From Feruz H.: Thanks for writing about IPOs. Could you please tell us where we can buy them?

Nick’s Reply: Thanks for the question, Feruz. You can call your brokerage firm and see if it has an IPO team. If you’re lucky, it’ll have an allocation. But as I wrote, it’s rare for an individual investor to get into a popular IPO.

Plus, one reader has a question about buying bitcoin

From Rono L.: Dear Nick, I bought 400 shares (about 1.5% of my portfolio size) of the Grayscale Bitcoin Trust (GBTC) a few months before you wrote about it. You suggested selling GBTC and buying bitcoin directly from a crypto exchange. But it just creates too much hassle for me.

Can I wait until Fidelity launches its new crypto exchange and buy bitcoin on it?

Nick’s Reply: We can’t give individualized financial advice.

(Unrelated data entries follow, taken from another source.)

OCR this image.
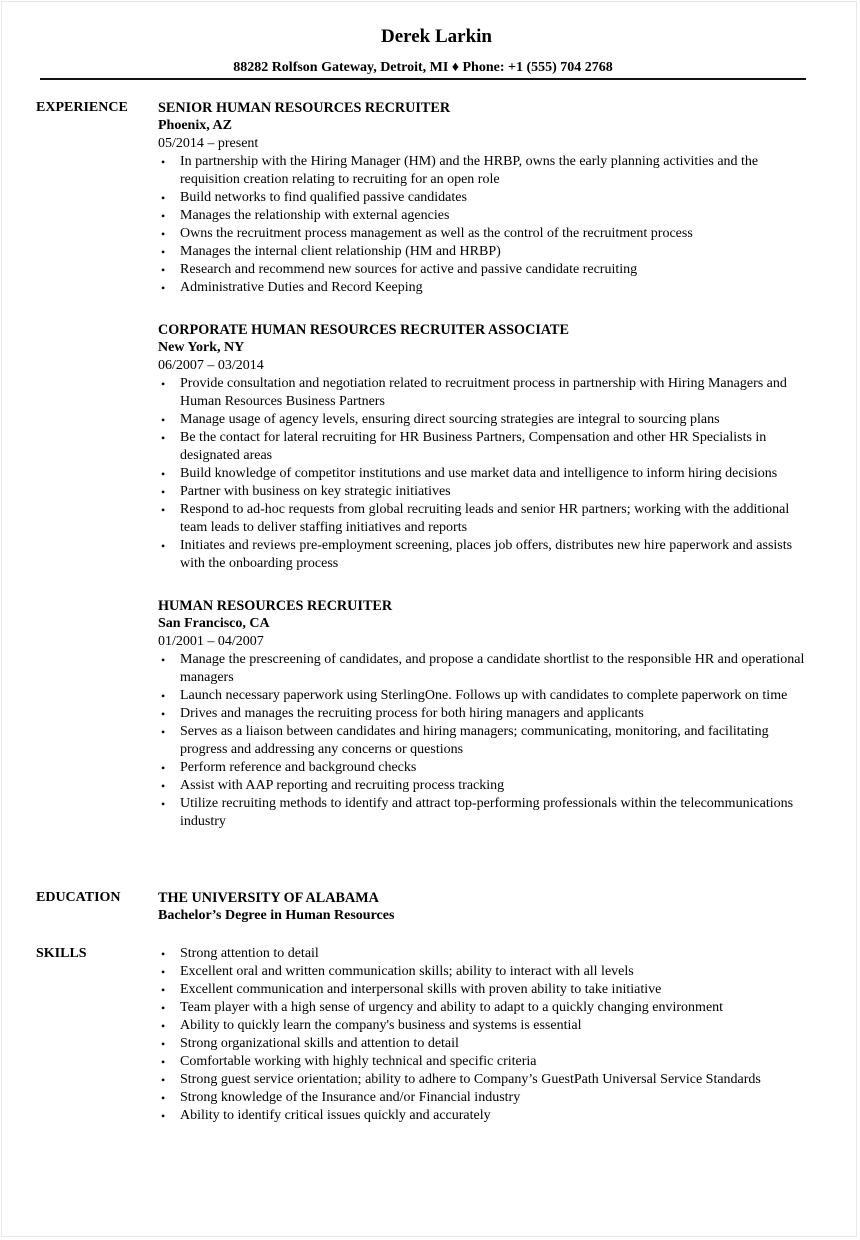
Derek Larkin
88282 Rolfson Gateway, Detroit, MI ♦ Phone: +1 (555) 704 2768
EXPERIENCE SENIOR HUMAN RESOURCES RECRUITER
Phoenix, AZ
05/2014 – present
•	In partnership with the Hiring Manager (HM) and the HRBP, owns the early planning activities and the requisition creation relating to recruiting for an open role
•	Build networks to find qualified passive candidates
•	Manages the relationship with external agencies
•	Owns the recruitment process management as well as the control of the recruitment process
•	Manages the internal client relationship (HM and HRBP)
•	Research and recommend new sources for active and passive candidate recruiting
•	Administrative Duties and Record Keeping
CORPORATE HUMAN RESOURCES RECRUITER ASSOCIATE
New York, NY
06/2007 – 03/2014
•	Provide consultation and negotiation related to recruitment process in partnership with Hiring Managers and Human Resources Business Partners
•	Manage usage of agency levels, ensuring direct sourcing strategies are integral to sourcing plans
•	Be the contact for lateral recruiting for HR Business Partners, Compensation and other HR Specialists in designated areas
•	Build knowledge of competitor institutions and use market data and intelligence to inform hiring decisions
•	Partner with business on key strategic initiatives
•	Respond to ad-hoc requests from global recruiting leads and senior HR partners; working with the additional team leads to deliver staffing initiatives and reports
•	Initiates and reviews pre-employment screening, places job offers, distributes new hire paperwork and assists with the onboarding process
HUMAN RESOURCES RECRUITER
San Francisco, CA
01/2001 – 04/2007
•	Manage the prescreening of candidates, and propose a candidate shortlist to the responsible HR and operational managers
•	Launch necessary paperwork using SterlingOne. Follows up with candidates to complete paperwork on time
•	Drives and manages the recruiting process for both hiring managers and applicants
•	Serves as a liaison between candidates and hiring managers; communicating, monitoring, and facilitating progress and addressing any concerns or questions
•	Perform reference and background checks
•	Assist with AAP reporting and recruiting process tracking
•	Utilize recruiting methods to identify and attract top-performing professionals within the telecommunications industry
EDUCATION	THE UNIVERSITY OF ALABAMA
Bachelor’s Degree in Human Resources
SKILLS	•	Strong attention to detail
•	Excellent oral and written communication skills; ability to interact with all levels
•	Excellent communication and interpersonal skills with proven ability to take initiative
•	Team player with a high sense of urgency and ability to adapt to a quickly changing environment
•	Ability to quickly learn the company's business and systems is essential
•	Strong organizational skills and attention to detail
•	Comfortable working with highly technical and specific criteria
•	Strong guest service orientation; ability to adhere to Company’s GuestPath Universal Service Standards
•	Strong knowledge of the Insurance and/or Financial industry
•	Ability to identify critical issues quickly and accurately
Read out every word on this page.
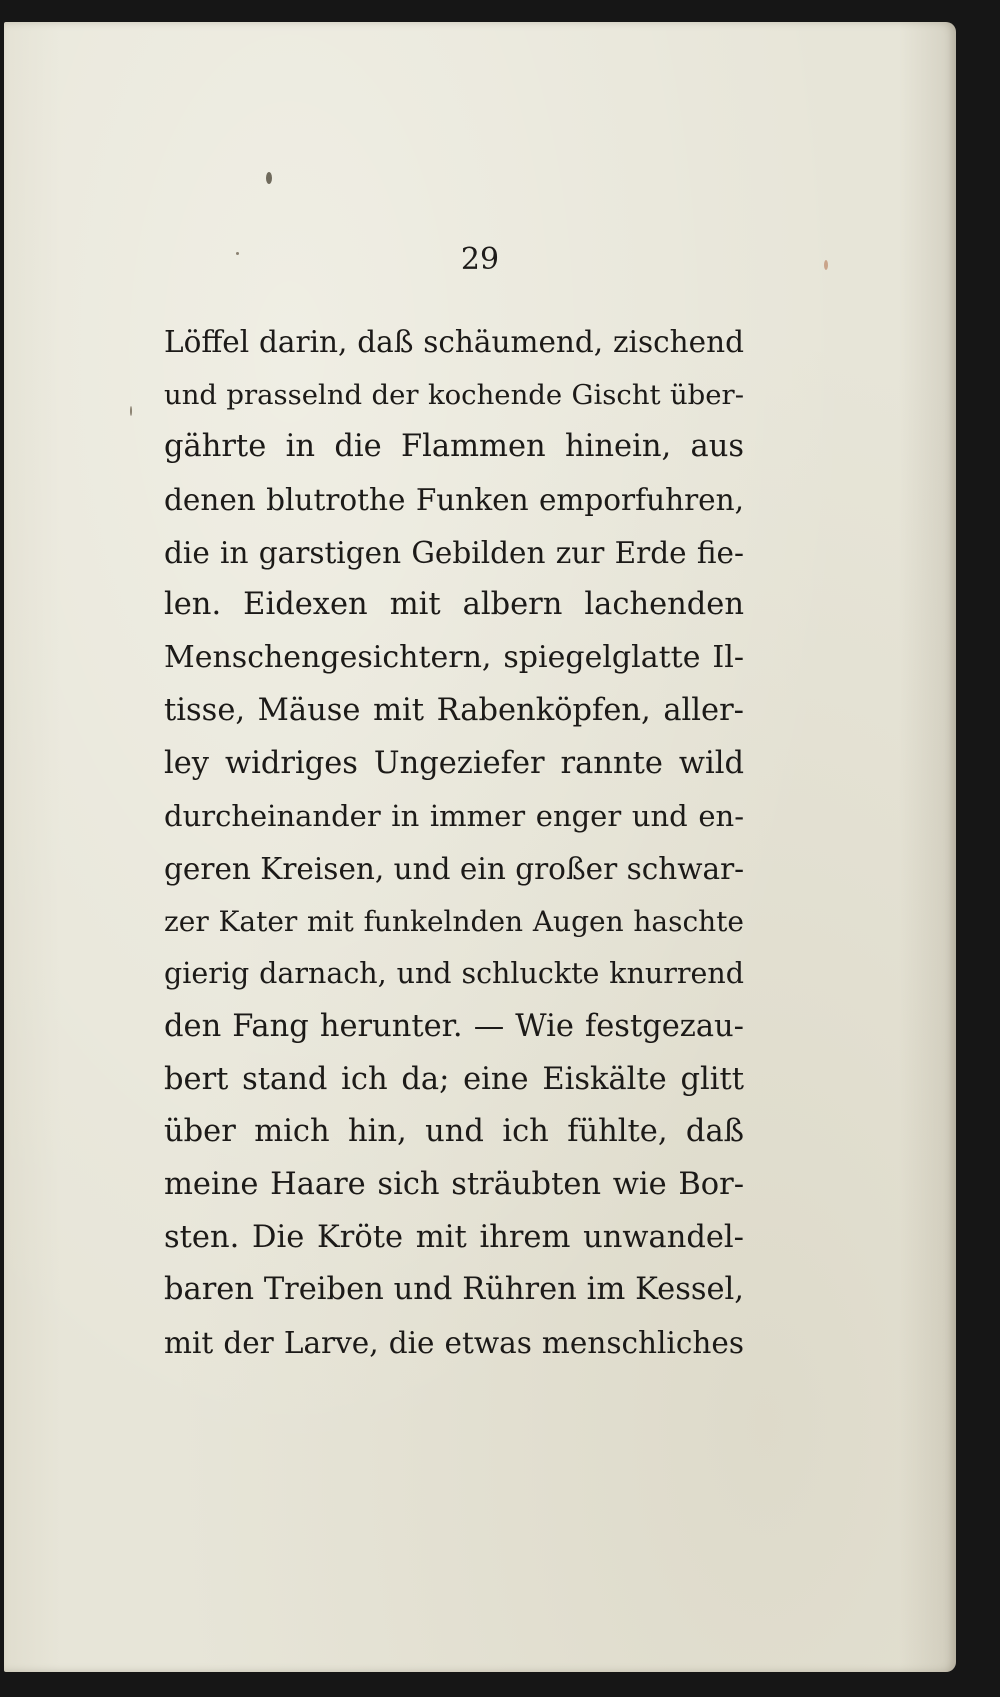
29
Löffel darin, daß schäumend, zischend
und prasselnd der kochende Gischt über-
gährte in die Flammen hinein, aus
denen blutrothe Funken emporfuhren,
die in garstigen Gebilden zur Erde fie-
len. Eidexen mit albern lachenden
Menschengesichtern, spiegelglatte Il-
tisse, Mäuse mit Rabenköpfen, aller-
ley widriges Ungeziefer rannte wild
durcheinander in immer enger und en-
geren Kreisen, und ein großer schwar-
zer Kater mit funkelnden Augen haschte
gierig darnach, und schluckte knurrend
den Fang herunter. — Wie festgezau-
bert stand ich da; eine Eiskälte glitt
über mich hin, und ich fühlte, daß
meine Haare sich sträubten wie Bor-
sten. Die Kröte mit ihrem unwandel-
baren Treiben und Rühren im Kessel,
mit der Larve, die etwas menschliches
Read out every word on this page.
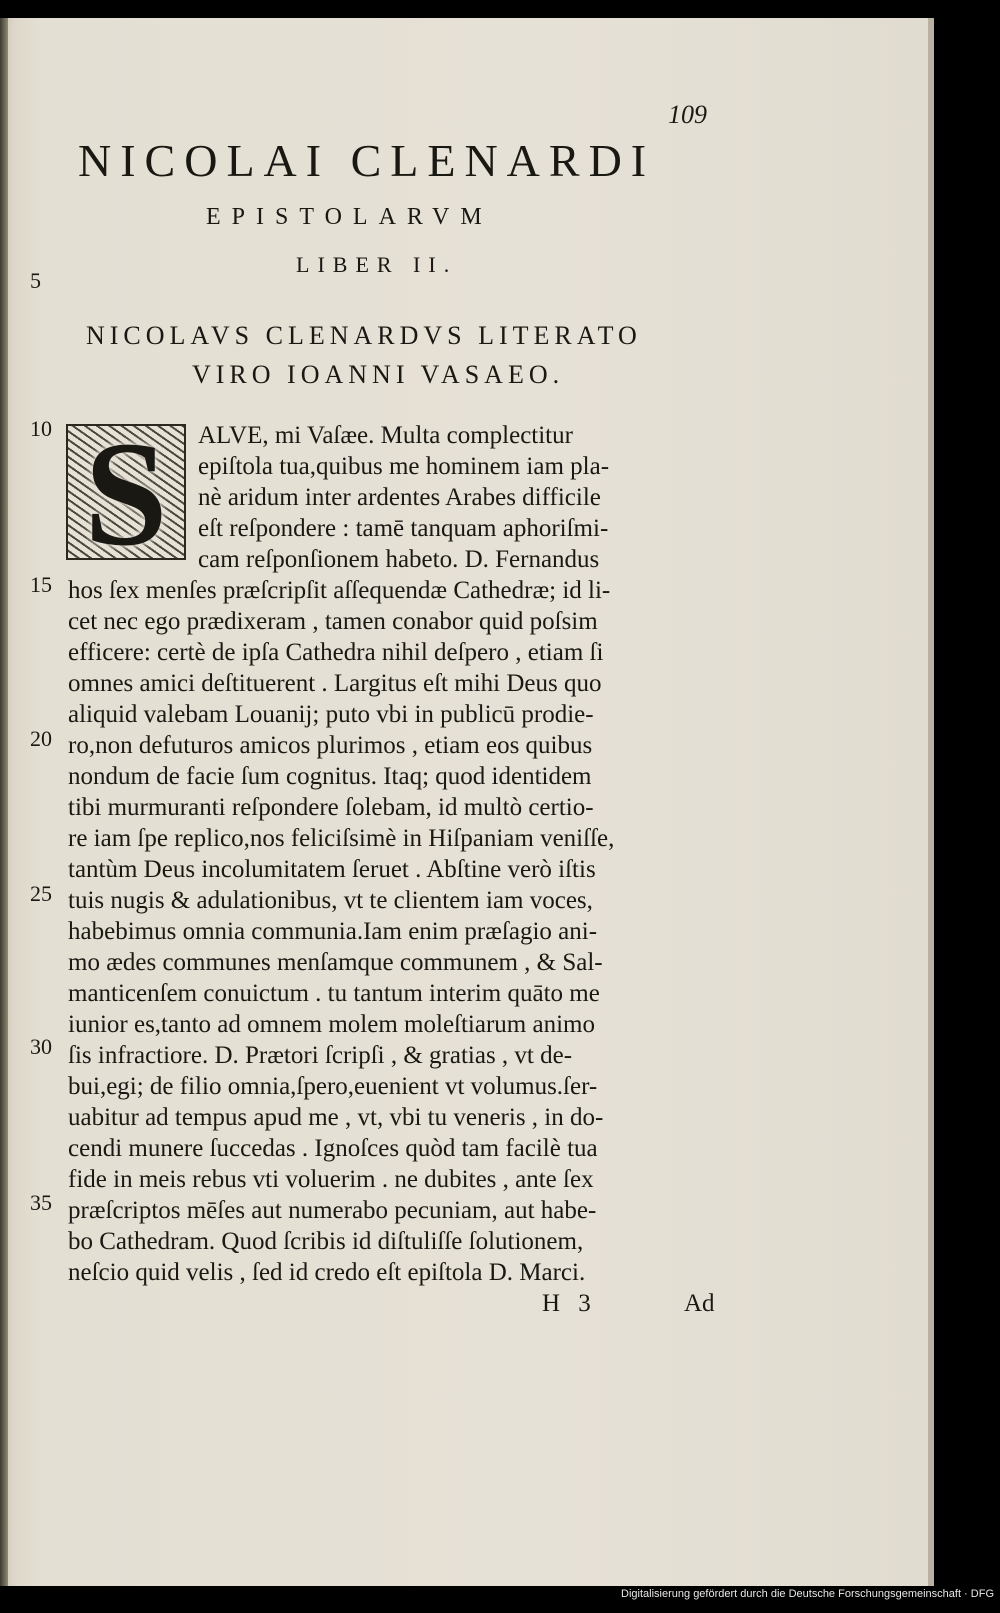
109
NICOLAI CLENARDI
EPISTOLARVM
LIBER II.
NICOLAVS CLENARDVS LITERATO
VIRO IOANNI VASAEO.
5
10
15
20
25
30
35
S	ALVE, mi Vaſæe. Multa complectitur
epiſtola tua,quibus me hominem iam pla-
nè aridum inter ardentes Arabes difficile
eſt reſpondere : tamē tanquam aphoriſmi-
cam reſponſionem habeto. D. Fernandus
hos ſex menſes præſcripſit aſſequendæ Cathedræ; id li-
cet nec ego prædixeram , tamen conabor quid poſsim
efficere: certè de ipſa Cathedra nihil deſpero , etiam ſi
omnes amici deſtituerent . Largitus eſt mihi Deus quo
aliquid valebam Louanij; puto vbi in publicū prodie-
ro,non defuturos amicos plurimos , etiam eos quibus
nondum de facie ſum cognitus. Itaq; quod identidem
tibi murmuranti reſpondere ſolebam, id multò certio-
re iam ſpe replico,nos feliciſsimè in Hiſpaniam veniſſe,
tantùm Deus incolumitatem ſeruet . Abſtine verò iſtis
tuis nugis & adulationibus, vt te clientem iam voces,
habebimus omnia communia.Iam enim præſagio ani-
mo ædes communes menſamque communem , & Sal-
manticenſem conuictum . tu tantum interim quāto me
iunior es,tanto ad omnem molem moleſtiarum animo
ſis infractiore. D. Prætori ſcripſi , & gratias , vt de-
bui,egi; de filio omnia,ſpero,euenient vt volumus.ſer-
uabitur ad tempus apud me , vt, vbi tu veneris , in do-
cendi munere ſuccedas . Ignoſces quòd tam facilè tua
fide in meis rebus vti voluerim . ne dubites , ante ſex
præſcriptos mēſes aut numerabo pecuniam, aut habe-
bo Cathedram. Quod ſcribis id diſtuliſſe ſolutionem,
neſcio quid velis , ſed id credo eſt epiſtola D. Marci.
H 3	Ad
Digitalisierung gefördert durch die Deutsche Forschungsgemeinschaft · DFG
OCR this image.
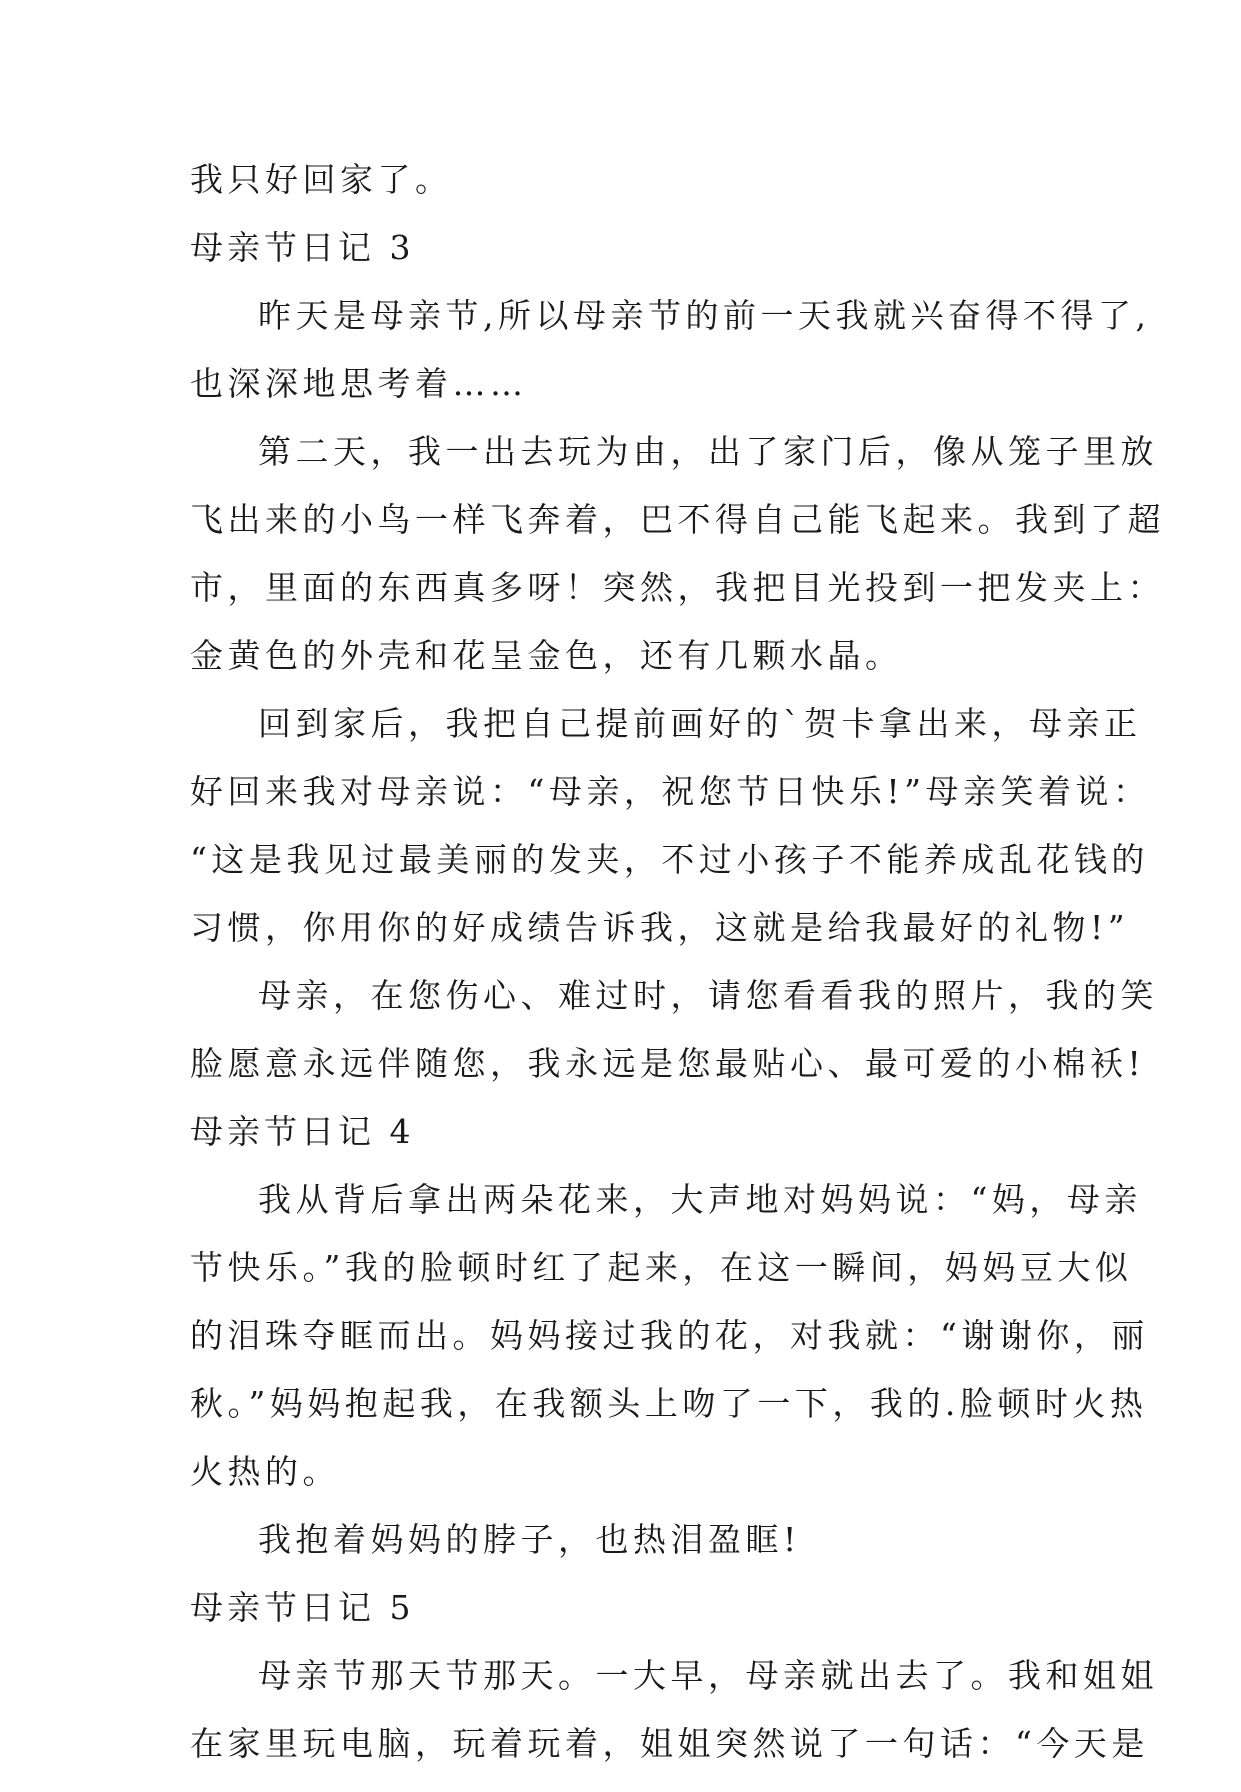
我只好回家了。
母亲节日记 3
昨天是母亲节,所以母亲节的前一天我就兴奋得不得了,
也深深地思考着……
第二天，我一出去玩为由，出了家门后，像从笼子里放
飞出来的小鸟一样飞奔着，巴不得自己能飞起来。我到了超
市，里面的东西真多呀！突然，我把目光投到一把发夹上：
金黄色的外壳和花呈金色，还有几颗水晶。
回到家后，我把自己提前画好的`贺卡拿出来，母亲正
好回来我对母亲说：“母亲，祝您节日快乐!”母亲笑着说：
“这是我见过最美丽的发夹，不过小孩子不能养成乱花钱的
习惯，你用你的好成绩告诉我，这就是给我最好的礼物!”
母亲，在您伤心、难过时，请您看看我的照片，我的笑
脸愿意永远伴随您，我永远是您最贴心、最可爱的小棉袄!
母亲节日记 4
我从背后拿出两朵花来，大声地对妈妈说：“妈，母亲
节快乐。”我的脸顿时红了起来，在这一瞬间，妈妈豆大似
的泪珠夺眶而出。妈妈接过我的花，对我就：“谢谢你，丽
秋。”妈妈抱起我，在我额头上吻了一下，我的.脸顿时火热
火热的。
我抱着妈妈的脖子，也热泪盈眶!
母亲节日记 5
母亲节那天节那天。一大早，母亲就出去了。我和姐姐
在家里玩电脑，玩着玩着，姐姐突然说了一句话：“今天是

But I believe there’s a good chance that the 20% premium GBTC currently trades at will disappear when exchanges like Fidelity’s and Bakkt start trading bitcoin. If that happens, GBTC holders could make 20% less than people who hold bitcoin directly.

From John F.: When someone attempts to produce something of value and succeeds, that person’s morale goes up. And generally speaking, that success usually encourages that person to produce more.

But when someone attempts to produce something of value and fails, that person’s morale goes down. However, given that person’s original interest in production, the person is usually motivated to try again—which, more often than not, leads to success.